27. Les principes généraux concernant la détention des requérants dans le cadre de l’article 5 de la Convention ont été établis par la Cour dans l’affaire ArrozpideSarasola et autres, précité, §§ 138 et ss. La Cour ne voit pas des raisons de s’écarter de cette jurisprudence et de l’application qui en est faite en l’espèce et estime que ce grief doit être rejeté pour défaut manifeste de fondement, en application de l’article 35 §§ 3 et 4 de la Convention.

V. SUR L’APPLICATION DE L’ARTICLE 41 DE LA CONVENTION

28. Aux termes de l’article 41 de la Convention :

« Si la Cour déclare qu’il y a eu violation de la Convention ou de ses Protocoles, et si le droit interne de la Haute Partie contractante ne permet d’effacer qu’imparfaitement les conséquences de cette violation, la Cour accorde à la partie lésée, s’il y a lieu, une satisfaction équitable. »

29. Les requérants n’ont pas présenté de réclamations au titre de la satisfaction équitable.
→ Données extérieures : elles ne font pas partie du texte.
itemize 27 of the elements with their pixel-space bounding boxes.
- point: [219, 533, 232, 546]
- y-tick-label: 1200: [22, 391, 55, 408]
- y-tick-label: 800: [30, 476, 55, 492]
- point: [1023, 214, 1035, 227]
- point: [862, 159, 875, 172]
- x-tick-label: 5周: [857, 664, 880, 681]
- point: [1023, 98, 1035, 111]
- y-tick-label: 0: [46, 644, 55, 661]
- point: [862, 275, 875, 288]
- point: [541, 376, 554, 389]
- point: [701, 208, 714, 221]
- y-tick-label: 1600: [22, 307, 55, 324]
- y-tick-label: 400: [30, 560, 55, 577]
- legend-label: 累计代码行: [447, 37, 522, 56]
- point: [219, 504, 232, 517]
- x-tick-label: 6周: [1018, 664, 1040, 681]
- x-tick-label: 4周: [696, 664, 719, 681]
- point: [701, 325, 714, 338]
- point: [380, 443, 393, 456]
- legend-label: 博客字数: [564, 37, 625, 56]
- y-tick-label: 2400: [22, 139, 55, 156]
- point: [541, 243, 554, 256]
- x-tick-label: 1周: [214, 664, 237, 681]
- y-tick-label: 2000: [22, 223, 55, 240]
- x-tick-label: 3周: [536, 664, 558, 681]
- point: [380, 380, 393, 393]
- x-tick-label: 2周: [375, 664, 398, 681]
La Cour conclut qu’il n’y a pas lieu d’octroyer de somme en l’espèce.

PAR CES MOTIFS, LA COUR, À L’UNANIMITÉ,

1. Décide de joindre les requêtes ;

2. Déclare les requêtes recevables quant au grief tiré de l’article 6 § 1 de la Convention et irrecevables pour le surplus ;

3. Dit qu’il y a eu violation de l’article 6 § 1 de la Convention.

Fait en français, puis communiqué par écrit le 20 octobre 2020, en application de l’article 77 §§ 2 et 3 du règlement.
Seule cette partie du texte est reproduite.